I display delle auto a breve saranno tutti 3D

Arriva il primo display tridimensionale per automobili che supporta il pilota durante la guida

Il mondo delle auto è da sempre in continua evoluzione, anche per quanto riguarda gli strumenti a bordo.

La tendenza degli ultimi anni porta verso un sistemi sempre più interattivi in grado di anticipare le esigenze del guidatore, in un settore che ha un giro di affari potenzialmente enorme. Il prossimo passo per aumentare l’interazione tra il conducente e il veicolo è quello degli schermi 3D che offriranno ancora più funzioni, migliorando ulteriormente l’esperienza alla guida.
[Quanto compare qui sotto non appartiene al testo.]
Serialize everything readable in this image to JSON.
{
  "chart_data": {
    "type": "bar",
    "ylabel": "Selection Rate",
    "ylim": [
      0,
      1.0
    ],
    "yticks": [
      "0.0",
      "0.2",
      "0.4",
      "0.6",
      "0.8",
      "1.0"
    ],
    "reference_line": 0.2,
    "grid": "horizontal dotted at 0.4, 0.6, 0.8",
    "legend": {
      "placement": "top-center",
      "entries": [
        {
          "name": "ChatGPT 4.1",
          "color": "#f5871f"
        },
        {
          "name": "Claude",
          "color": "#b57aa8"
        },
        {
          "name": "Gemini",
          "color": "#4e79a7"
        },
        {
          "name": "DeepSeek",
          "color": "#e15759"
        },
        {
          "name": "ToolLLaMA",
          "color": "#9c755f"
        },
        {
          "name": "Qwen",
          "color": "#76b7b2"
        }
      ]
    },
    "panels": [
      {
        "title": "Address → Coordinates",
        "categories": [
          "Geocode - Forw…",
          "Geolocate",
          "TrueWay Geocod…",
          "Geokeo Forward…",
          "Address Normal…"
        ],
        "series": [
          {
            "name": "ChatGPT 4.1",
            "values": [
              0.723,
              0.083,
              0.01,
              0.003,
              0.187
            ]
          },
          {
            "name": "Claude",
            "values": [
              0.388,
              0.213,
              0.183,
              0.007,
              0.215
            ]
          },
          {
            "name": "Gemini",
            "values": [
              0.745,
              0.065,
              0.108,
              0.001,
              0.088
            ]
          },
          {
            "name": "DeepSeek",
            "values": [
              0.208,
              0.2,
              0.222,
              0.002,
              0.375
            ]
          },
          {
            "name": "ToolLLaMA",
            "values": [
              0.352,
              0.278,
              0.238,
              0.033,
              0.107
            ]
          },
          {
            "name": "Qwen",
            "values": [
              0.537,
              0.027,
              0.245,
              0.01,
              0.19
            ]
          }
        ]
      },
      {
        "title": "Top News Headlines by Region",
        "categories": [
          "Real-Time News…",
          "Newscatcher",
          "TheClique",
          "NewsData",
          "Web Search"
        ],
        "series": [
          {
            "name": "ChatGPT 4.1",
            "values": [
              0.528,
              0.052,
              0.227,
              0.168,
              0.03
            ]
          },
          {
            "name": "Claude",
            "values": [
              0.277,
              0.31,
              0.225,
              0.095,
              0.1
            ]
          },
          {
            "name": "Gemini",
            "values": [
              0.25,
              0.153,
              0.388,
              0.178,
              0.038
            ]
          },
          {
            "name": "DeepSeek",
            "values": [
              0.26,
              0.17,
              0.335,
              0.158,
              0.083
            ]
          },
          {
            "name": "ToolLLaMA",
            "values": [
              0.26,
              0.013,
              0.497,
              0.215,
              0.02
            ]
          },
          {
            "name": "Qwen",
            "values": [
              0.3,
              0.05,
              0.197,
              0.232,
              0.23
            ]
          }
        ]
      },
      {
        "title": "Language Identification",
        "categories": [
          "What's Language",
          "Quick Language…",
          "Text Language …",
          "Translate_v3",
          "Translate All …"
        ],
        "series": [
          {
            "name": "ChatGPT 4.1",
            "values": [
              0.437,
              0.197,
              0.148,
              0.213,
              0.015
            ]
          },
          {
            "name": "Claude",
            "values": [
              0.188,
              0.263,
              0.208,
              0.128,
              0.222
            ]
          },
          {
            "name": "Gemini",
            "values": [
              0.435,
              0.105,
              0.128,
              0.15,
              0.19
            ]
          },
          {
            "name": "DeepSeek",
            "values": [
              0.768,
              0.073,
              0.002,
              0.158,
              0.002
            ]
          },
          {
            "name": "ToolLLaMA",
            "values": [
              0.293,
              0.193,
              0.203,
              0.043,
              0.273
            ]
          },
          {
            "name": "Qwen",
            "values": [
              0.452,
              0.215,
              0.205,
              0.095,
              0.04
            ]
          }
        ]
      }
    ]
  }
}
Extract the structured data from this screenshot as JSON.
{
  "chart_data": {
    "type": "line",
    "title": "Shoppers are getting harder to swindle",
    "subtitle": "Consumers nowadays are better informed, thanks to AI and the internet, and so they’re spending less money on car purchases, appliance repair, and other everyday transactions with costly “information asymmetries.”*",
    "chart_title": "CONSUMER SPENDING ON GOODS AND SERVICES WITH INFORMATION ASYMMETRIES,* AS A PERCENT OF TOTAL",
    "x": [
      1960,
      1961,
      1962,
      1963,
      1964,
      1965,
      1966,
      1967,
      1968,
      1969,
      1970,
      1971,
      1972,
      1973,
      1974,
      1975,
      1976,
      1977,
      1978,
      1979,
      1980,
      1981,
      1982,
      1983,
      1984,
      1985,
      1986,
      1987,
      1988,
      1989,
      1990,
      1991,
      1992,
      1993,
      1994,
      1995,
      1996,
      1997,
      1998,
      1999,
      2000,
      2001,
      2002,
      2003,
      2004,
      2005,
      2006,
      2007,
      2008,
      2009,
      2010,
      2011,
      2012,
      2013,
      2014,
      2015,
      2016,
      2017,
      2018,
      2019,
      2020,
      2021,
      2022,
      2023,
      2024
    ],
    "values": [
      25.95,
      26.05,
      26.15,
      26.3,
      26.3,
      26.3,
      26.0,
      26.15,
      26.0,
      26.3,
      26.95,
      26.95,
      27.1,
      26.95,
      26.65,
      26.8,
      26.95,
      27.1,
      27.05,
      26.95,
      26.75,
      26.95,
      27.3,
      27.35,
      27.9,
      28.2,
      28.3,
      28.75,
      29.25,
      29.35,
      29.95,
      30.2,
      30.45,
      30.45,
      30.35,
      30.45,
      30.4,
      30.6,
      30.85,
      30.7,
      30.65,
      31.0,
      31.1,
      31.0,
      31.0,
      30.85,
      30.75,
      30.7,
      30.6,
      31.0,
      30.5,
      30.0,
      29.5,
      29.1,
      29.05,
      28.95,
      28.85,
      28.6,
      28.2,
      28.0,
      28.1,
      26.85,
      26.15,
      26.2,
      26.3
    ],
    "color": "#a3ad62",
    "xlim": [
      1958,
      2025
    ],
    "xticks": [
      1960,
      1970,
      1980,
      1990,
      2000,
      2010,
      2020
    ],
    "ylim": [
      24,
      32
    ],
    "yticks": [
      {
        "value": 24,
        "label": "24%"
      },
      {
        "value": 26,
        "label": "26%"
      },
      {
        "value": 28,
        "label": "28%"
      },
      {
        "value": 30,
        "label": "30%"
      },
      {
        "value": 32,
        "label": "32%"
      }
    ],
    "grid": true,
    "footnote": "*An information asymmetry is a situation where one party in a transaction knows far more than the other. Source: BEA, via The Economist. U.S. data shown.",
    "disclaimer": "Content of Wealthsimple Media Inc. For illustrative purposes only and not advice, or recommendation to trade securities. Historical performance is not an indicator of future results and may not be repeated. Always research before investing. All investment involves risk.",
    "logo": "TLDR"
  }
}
Il primo a sviluppare la tecnologia 3D per i display delle automobili è Bosch che ha presentato un dispositivo in grado di generare un effetto tridimensionale molto realistico, oltre a fornire informazioni visuali in maniera estremamente più veloce rispetto ai “fratelli” a due dimensioni. I display tridimensionali progettati da Bosch servono a trasmettere le informazioni in maniera ancora più veloce e, al tempo stesso, ad aumentare la sicurezza e la praticità per il pilota al comando della propria vettura. Quella messa a punto dalla multinazionale tedesca, la maggiore produttrice di componenti per auto al mondo, è una tecnologia “passiva”: per funzionare non ha bisogno del supporto degli occhiali 3D e nemmeno dell’eye tracking.

Display 3D Bosch

Il display 3D è uno strumento che sarà utile, se non indispensabile, agli automobilisti del futuro. Le vetture di oggi sono dotate di sistemi sempre più sofisticati che servono per supportare il guidatore in ogni momenti e sotto ogni punto di vista, dalla stabilità di guida alla sicurezza. Un esempio di praticità offerto dal display tridimensionale di Bosch è rappresentato dalle immagini che arrivano dalla telecamera posteriore durante la fase del parcheggio: queste diventano sempre più naturali e realistiche grazie alle tre dimensioni, facilitando le manovre di chi è al comando del volante.

I display delle vetture stanno diventando e diventeranno sempre più importanti, perché gli occhi sono responsabili del 90% delle percezioni alla guida. Gli schermi, rigorosamente touchscreen, fanno ormai parte della vita di piloti e passeggeri, abituati ad averli a disposizione sui cruscotti per svolgere e controllare svariati tipi di attività, avvalendosi dell’ausilio dei propri smartphone. Quelli 3D aumenteranno l’esperienza di guida, migliorando la sicurezza e aggiungendo nuove funzionalità e personalizzazioni.

In futuro, ci sarà spazio anche per nuovi sistemi di controllo come quello vocale che sarà fondamentale per la guida autonoma. Con il progredire della tecnologia, la potenza di calcolo dei display dovrà essere ancora maggiore, così da poter supportare ogni nuova funzione. Per questo, Bosch vuole affidare tutto ad un’unica unità di controllo leggera ma al tempo stesso potente.